Much like Jan said, you will also need the password for the private key. You can not generate multiple san (or dns names) using the built in CSR tool on the ISE portal. Here is a guide that should help you build the csr with the additional names:

http://www.cisco.com/en/US/products/ps11640/products_tech_note09186a0080bd0953.shtml

Thanks,

Tarik Admani
*Please rate helpful posts*

ISE software also uses openssl. Though upto ISE 1.1.x interface does not provide with a field for SAN (Subject Alternative Name), but it should support wildcard certificates. It is just the interface that does not facilitate certificate and CSR generation. So we need to generate the certificate and CSR by explicit use of openssl

As far as wildcard certificate support is concerned, ISE 1.2 would definitely support this feature. This is confirmed

Hello all,

I am in the process of a new 1.2 ISE deployment and have  come across an isue with the wildcard cert and generating the CSR. I  have also spoken with TAC and they are telling me the same thing I am  reading in the Cisco DOC so am missing somethng somewhere.

I  am being told that ISE REQUIRES a FQDN for the CN and then you place  the wildcard in the SAN. I cannot use the wildcard in the CN field. So far two different CA providers are tellng me  I  cannot generate a wild card certificate this way. How has anyone  else gotten this to work. When I pressed TAC I was told it would  probably work with the CN containing the wildcard but there have been  reported issues specifically with microsoft clients.  Considering the  cost of the cert is several hundred dollars I do not want to be wrong.

Brent

The CN has to be in the certificate field, I do not know how you can get passed this requirement. The wording for wildcard certificates in ISE is a little misleading. In most environments when you use wildcard certs and the server accepts them. ISE does a validation check that the CN of the certificate must match the fqdn configured during setup.
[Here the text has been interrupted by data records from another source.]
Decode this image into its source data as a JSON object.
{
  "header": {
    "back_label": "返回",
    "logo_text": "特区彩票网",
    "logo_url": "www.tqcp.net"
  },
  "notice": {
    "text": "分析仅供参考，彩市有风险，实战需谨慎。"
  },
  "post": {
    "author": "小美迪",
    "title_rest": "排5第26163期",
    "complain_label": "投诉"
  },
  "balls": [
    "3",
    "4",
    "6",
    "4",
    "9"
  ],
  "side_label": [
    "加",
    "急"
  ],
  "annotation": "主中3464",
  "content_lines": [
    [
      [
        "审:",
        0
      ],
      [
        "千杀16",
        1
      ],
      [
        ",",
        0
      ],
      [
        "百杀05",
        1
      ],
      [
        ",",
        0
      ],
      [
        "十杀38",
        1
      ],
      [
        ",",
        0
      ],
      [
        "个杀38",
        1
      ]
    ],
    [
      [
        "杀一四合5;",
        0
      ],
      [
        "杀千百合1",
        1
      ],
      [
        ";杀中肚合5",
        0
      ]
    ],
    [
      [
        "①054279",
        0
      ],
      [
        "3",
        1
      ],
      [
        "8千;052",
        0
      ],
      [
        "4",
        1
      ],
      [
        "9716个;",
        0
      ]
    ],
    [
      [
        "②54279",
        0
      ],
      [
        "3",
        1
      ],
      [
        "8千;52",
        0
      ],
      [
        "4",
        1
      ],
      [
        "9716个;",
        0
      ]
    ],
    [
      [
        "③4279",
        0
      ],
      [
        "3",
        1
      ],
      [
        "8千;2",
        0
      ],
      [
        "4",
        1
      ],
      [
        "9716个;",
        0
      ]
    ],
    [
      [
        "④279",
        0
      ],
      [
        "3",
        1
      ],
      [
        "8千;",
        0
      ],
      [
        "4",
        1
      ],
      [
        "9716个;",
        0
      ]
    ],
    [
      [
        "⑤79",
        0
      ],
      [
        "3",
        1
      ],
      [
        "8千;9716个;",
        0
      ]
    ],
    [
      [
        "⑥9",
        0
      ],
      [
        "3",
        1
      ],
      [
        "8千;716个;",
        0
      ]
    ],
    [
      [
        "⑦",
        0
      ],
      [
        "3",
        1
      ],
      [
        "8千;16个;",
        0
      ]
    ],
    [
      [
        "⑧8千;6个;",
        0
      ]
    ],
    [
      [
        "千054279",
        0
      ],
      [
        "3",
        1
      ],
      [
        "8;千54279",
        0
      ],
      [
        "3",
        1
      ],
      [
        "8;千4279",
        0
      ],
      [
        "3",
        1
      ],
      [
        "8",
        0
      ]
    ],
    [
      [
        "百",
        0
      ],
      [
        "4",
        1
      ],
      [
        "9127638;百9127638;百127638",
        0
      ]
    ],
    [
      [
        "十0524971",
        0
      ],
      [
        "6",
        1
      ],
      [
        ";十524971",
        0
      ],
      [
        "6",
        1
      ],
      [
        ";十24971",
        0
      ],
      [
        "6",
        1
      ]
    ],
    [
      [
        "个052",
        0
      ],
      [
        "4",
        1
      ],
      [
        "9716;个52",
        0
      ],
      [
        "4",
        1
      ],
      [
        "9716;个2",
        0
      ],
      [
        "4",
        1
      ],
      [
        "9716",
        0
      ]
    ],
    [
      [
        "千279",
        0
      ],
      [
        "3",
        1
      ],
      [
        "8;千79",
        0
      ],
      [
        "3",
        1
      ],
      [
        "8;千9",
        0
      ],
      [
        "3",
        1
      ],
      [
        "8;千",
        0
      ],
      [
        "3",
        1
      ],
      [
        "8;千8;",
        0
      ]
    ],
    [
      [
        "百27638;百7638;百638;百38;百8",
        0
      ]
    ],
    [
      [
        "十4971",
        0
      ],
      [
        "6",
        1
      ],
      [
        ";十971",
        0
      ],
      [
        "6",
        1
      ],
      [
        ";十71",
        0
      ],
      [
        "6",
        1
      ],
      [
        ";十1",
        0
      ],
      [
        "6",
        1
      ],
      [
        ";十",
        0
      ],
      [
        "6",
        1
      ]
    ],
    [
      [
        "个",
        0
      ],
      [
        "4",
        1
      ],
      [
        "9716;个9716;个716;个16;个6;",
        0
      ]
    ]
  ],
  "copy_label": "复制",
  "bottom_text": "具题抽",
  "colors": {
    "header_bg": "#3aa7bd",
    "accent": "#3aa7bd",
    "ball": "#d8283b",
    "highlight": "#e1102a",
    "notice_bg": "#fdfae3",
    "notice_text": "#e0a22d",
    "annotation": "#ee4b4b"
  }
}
The reason for this is that ISE uses certificate authentication to join all ISE nodes, so if there were a true wildcard certificate you could never get the nodes to register to one another.

You will have to generate a CSR with the CN of the fqdn of ISE and the SAN set to a widcard name.

Tarik Admani
*Please rate helpful posts*

Tarik,

There in lies the issue. So far all the CAs we have tried REQUIRE the asterisk be in the CN yet Cisco is requiring FQDN for CN with the asterisk in the SAN. Am I trying t acquire the wrond certificate type? Do I need to acquire a different type of certificate than what is called a "wildcard" certificate or a different CA where this actually works.

Brent

Not to be picky but this was written back in 2012 so I figure for an earlier version of ISE? I am running the new 1.2 and want to make sure this will work since I do not want to buy a certificate then find out afterwords it is still the wrong one.

I have installed ISE version 1.2 several times using this method.  Use a generic name in the CN field,ie.  ise.xyz.com.  In the SAN DNS field add ise.xyz.com and *.xyz.com.  There are a few companies now that will build a wildcard certificate this way.  You are looking for a "UCC" type cert.  I have used Comodo and ssl.com in the past with no issues.